Polda Metro Jaya melaksanakan aksi panen jagung di Kampung Dandang, Cisauk, Kabupaten Tangerang, pada Sabtu (16/5/2026). Langkah ini diambil sebagai bentuk dukungan nyata terhadap agenda nasional bentukan Presiden Prabowo mengenai peresmian 166 Satuan Pelayanan Pemenuhan Gizi (SPPG) Polri dan Panen Jagung Kuartal II Tahun 2026 yang digelar secara serentak.
Keterlibatan kepolisian dalam sektor pertanian ini dilansir dari Detikcom melalui pemanfaatan lahan pertanian setempat. Area yang menjadi lokasi panen memiliki total luas mencapai 1,3 hektare.
"Polda Metro Jaya mendukung pelaksanaan agenda Bapak Presiden Prabowo, yakni peresmian 166 SPPG Polri dan Panen Jagung Kuartal II Tahun 2026," kata Kabid Humas Polda Metro Jaya, Kombes Budi Hermanto dalam keterangannya, Sabtu (16/5/2026).
Pengelolaan lahan di Kampung Dandang tersebut dijalankan sepenuhnya oleh kelompok tani lokal. Komoditas pertanian yang ditanam pada kawasan tersebut memanfaatkan benih jagung varietas NK 212 produksi Syngenta.
"Ini bagian dari dukungan Polri terhadap ketahanan pangan nasional," ujarnya.

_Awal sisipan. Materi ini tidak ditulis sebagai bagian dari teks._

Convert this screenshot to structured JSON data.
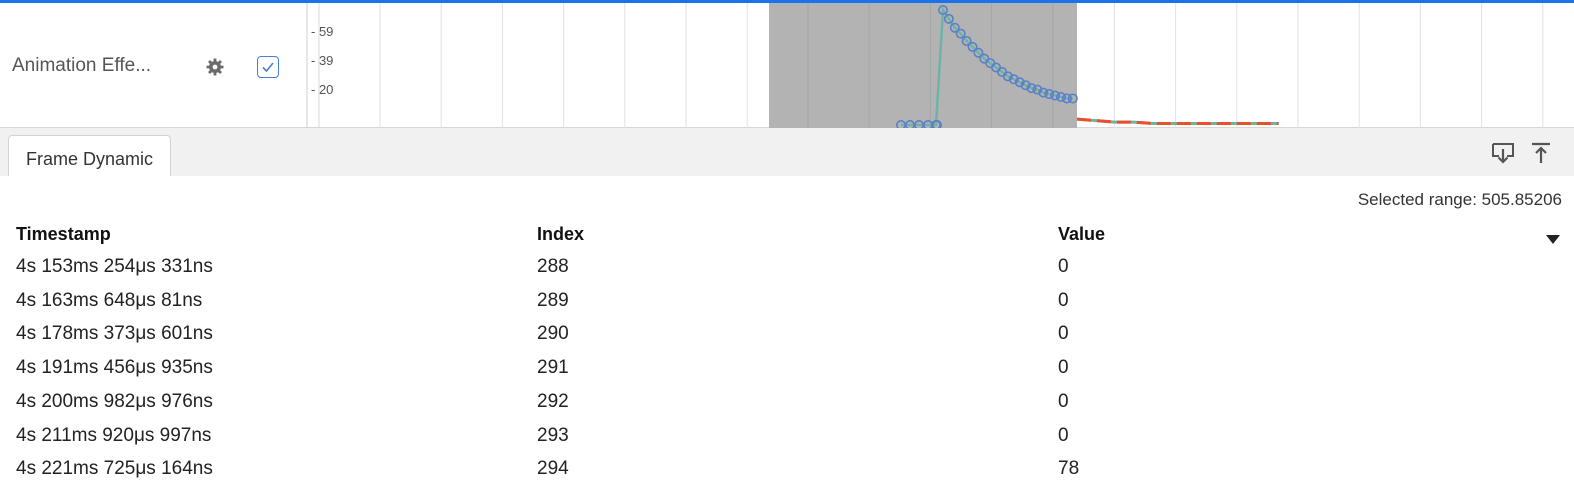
{
  "track": {
    "label": "Animation Effe...",
    "y_ticks": [
      "- 59",
      "- 39",
      "- 20"
    ]
  },
  "chart_data": {
    "type": "line",
    "title": "",
    "xlabel": "",
    "ylabel": "",
    "ylim": [
      0,
      78
    ],
    "y_tick_labels": [
      59,
      39,
      20
    ],
    "selection_band": true,
    "series": [
      {
        "color": "#5b7fc9",
        "markers": "circle",
        "x": [
          0,
          1,
          2,
          3,
          4,
          5,
          6,
          7,
          8,
          9,
          10,
          11,
          12,
          13,
          14,
          15,
          16,
          17,
          18,
          19,
          20,
          21,
          22,
          23,
          24,
          25,
          26,
          27,
          28
        ],
        "values": [
          0,
          0,
          0,
          0,
          0,
          0,
          78,
          72,
          66,
          62,
          57,
          53,
          49,
          45,
          42,
          39,
          36,
          33,
          31,
          29,
          27,
          25,
          24,
          22,
          21,
          20,
          19,
          18,
          18
        ]
      },
      {
        "color": "#e8502a",
        "markers": "none",
        "x": [
          28,
          31,
          34,
          37,
          40,
          44,
          48,
          52,
          56,
          60
        ],
        "values": [
          17,
          16,
          15,
          15,
          14,
          14,
          14,
          14,
          14,
          14
        ]
      }
    ]
  },
  "tabs": [
    {
      "label": "Frame Dynamic"
    }
  ],
  "toolbar": {
    "export_icon": "download-to-tray-icon",
    "top_icon": "move-to-top-icon"
  },
  "selected_range": "Selected range: 505.85206",
  "table": {
    "columns": [
      "Timestamp",
      "Index",
      "Value"
    ],
    "rows": [
      [
        "4s 153ms 254μs 331ns",
        "288",
        "0"
      ],
      [
        "4s 163ms 648μs 81ns",
        "289",
        "0"
      ],
      [
        "4s 178ms 373μs 601ns",
        "290",
        "0"
      ],
      [
        "4s 191ms 456μs 935ns",
        "291",
        "0"
      ],
      [
        "4s 200ms 982μs 976ns",
        "292",
        "0"
      ],
      [
        "4s 211ms 920μs 997ns",
        "293",
        "0"
      ],
      [
        "4s 221ms 725μs 164ns",
        "294",
        "78"
      ]
    ]
  }
}
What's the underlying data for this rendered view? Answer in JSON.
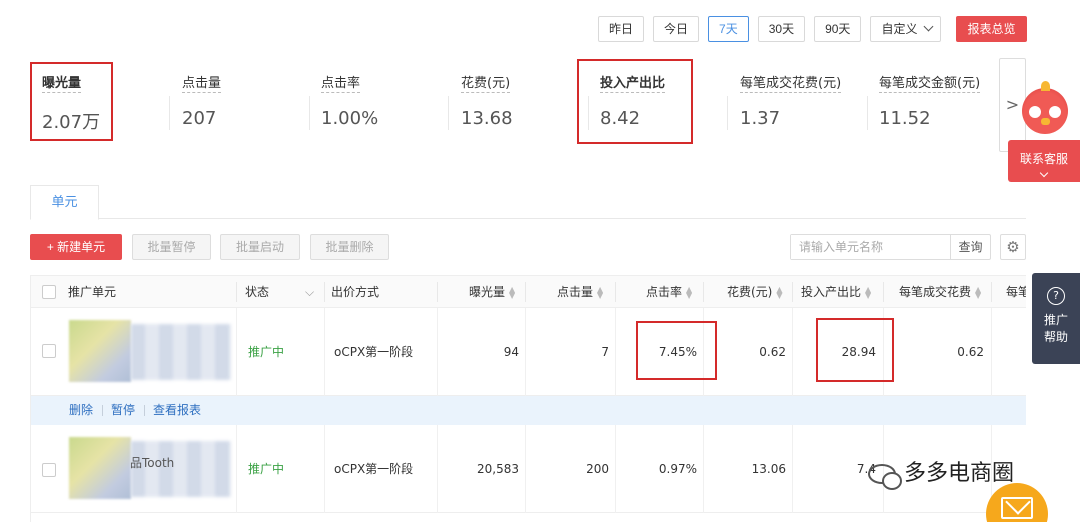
{
  "date_range": {
    "buttons": [
      "昨日",
      "今日",
      "7天",
      "30天",
      "90天"
    ],
    "active": "7天",
    "custom_label": "自定义",
    "summary_button": "报表总览"
  },
  "metrics": [
    {
      "label": "曝光量",
      "value": "2.07万"
    },
    {
      "label": "点击量",
      "value": "207"
    },
    {
      "label": "点击率",
      "value": "1.00%"
    },
    {
      "label": "花费(元)",
      "value": "13.68"
    },
    {
      "label": "投入产出比",
      "value": "8.42"
    },
    {
      "label": "每笔成交花费(元)",
      "value": "1.37"
    },
    {
      "label": "每笔成交金额(元)",
      "value": "11.52"
    }
  ],
  "metrics_next": ">",
  "service": {
    "label": "联系客服"
  },
  "tabs": [
    {
      "label": "单元"
    }
  ],
  "toolbar": {
    "new_unit": "+ 新建单元",
    "batch_pause": "批量暂停",
    "batch_start": "批量启动",
    "batch_delete": "批量删除",
    "search_placeholder": "请输入单元名称",
    "search_button": "查询"
  },
  "table": {
    "headers": {
      "unit": "推广单元",
      "status": "状态",
      "bid": "出价方式",
      "impressions": "曝光量",
      "clicks": "点击量",
      "ctr": "点击率",
      "cost": "花费(元)",
      "roi": "投入产出比",
      "cpo": "每笔成交花费",
      "cut": "每笔"
    },
    "rows": [
      {
        "status": "推广中",
        "bid": "oCPX第一阶段",
        "impressions": "94",
        "clicks": "7",
        "ctr": "7.45%",
        "cost": "0.62",
        "roi": "28.94",
        "cpo": "0.62"
      },
      {
        "status": "推广中",
        "bid": "oCPX第一阶段",
        "impressions": "20,583",
        "clicks": "200",
        "ctr": "0.97%",
        "cost": "13.06",
        "roi": "7.4",
        "cpo": "",
        "name_partial": "品Tooth"
      }
    ],
    "actions": [
      "删除",
      "暂停",
      "查看报表"
    ]
  },
  "help": {
    "line1": "推广",
    "line2": "帮助"
  },
  "watermark": {
    "text": "多多电商圈"
  }
}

Proses panen dilakukan pada area seluas 0,5 hektare dengan proyeksi produktivitas mencapai kisaran 3 ton jagung pipil kering. Komoditas yang dipanen ini akan disalurkan ke berbagai rantai pasok pangan, termasuk Bulog, peternak ayam petelur, peternak ayam potong, pabrik keripik jagung, serta pelaku UMKM olahan pangan.
Selain aktivitas pertanian, kepolisian juga menginisiasi pembangunan Gudang Ketahanan Polri di Business Park, Jalan Raya Kalibaru, Kabupaten Tangerang. Fasilitas penyimpanan seluas 4.278 meter persegi tersebut dirancang untuk menampung hingga 10.000 ton jagung, dengan capaian progres pembangunan fisik saat ini menyentuh angka 95,79 persen.
"Untuk SPPG di wilayah hukum Polda Metro Jaya, tercatat 27 unit telah beroperasi, 17 unit dalam persiapan operasional, dan 22 unit masih dalam proses pembangunan. Tiga SPPG juga telah menggunakan bahan bakar CNG, yakni SPPG Sawangan, SPPG Jati Asih, dan SPPG Tajurhalang. Pada peresmian serentak ini, terdapat 14 SPPG di wilayah hukum Polda Metro Jaya yang turut diresmikan," tuturnya.
Pihak kepolisian menyatakan kesiapannya untuk membangun sinergi lintas sektor demi menjaga stabilitas produksi serta kelancaran jalur distribusi pangan. Kolaborasi tersebut akan melibatkan pemerintah daerah, TNI, kelompok tani, pelaku usaha, Bulog, hingga elemen masyarakat luas.
"Harapannya, kegiatan ini tidak hanya menjadi momentum seremonial, tetapi memberi manfaat nyata bagi petani, masyarakat, dan penguatan ketahanan pangan di wilayah hukum Polda Metro Jaya," ujarnya.